Carnegie’s Basic Principles for Improving your Social Life

Apart from the usual quotes I decided to put together a list of all the principles stated in my version of the book. Maybe you can pick out a hand full of those which are resonating with you and that aren’t part of your life yet, to study them.

How the book changed me:

Firstly, Carnegie reinforced principles and traits that I was already practicing to some extent. By redirecting my attention to habits like smiling and genuinely praising others, I could gain even more from them by more actively trying to practice what was already natural to me.

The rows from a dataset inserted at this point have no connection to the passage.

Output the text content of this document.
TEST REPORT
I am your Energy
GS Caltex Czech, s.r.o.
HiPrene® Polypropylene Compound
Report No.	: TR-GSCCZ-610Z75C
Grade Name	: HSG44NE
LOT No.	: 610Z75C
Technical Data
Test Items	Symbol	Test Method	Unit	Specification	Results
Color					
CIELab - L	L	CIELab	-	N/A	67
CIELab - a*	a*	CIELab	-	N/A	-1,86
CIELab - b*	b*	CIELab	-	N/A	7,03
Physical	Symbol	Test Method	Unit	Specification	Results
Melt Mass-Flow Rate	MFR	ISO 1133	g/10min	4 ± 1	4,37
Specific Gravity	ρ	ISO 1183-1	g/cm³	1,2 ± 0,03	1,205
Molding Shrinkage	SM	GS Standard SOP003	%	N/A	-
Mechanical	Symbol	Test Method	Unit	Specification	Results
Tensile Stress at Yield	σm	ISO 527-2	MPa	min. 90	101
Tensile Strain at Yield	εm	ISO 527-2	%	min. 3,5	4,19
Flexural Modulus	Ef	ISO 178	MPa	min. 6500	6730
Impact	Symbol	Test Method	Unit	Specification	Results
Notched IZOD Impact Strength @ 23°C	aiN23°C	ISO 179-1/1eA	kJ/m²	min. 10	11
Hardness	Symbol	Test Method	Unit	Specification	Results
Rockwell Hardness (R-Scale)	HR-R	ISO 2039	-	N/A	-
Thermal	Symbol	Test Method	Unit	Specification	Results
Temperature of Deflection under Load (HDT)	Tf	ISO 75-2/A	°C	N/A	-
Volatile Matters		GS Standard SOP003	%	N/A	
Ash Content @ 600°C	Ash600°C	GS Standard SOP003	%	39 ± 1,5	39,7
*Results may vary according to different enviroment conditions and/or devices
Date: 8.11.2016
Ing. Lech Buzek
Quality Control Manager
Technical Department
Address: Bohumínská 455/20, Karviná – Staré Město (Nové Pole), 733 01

By genuinely praising the work of others (e.g. my hair stylist) and seeing how one nice comment can make someone’s day is a really nice feeling that can make your own day in turn. I think we should all spread more happiness, especially if it’s that easy! 😀

Showing more interests in others on the other hand is something that I was neglecting too much previously. I guess we’re all trapped in our own bubbles of thoughts and problems way too often to listen intently to others.

So far, my results from concentrating on this principle have been overwhelmingly positive! Not only is it very easier to connect and resonate with strangers on the train but it also makes for much better conversations with friends from which you can gain a lot of insights!

Thirdly, I am very much in favor with the principle of admitting your mistakes quickly and empathetically. It really shows character strength, makes it easier to handle regret and in the right environment can cause growth and improvement. Overall, I’d suggest we don’t condemn anyone who has the necessary morale to admit their mistakes directly and by intrinsic motivation.

None of us are natural born talents when it comes to interacting with others on a mutually beneficial basis. But as with everything else in life, we can learn to do so and I’m sure “How To Win Friends And Influence People” is a good guide on the way for many of us!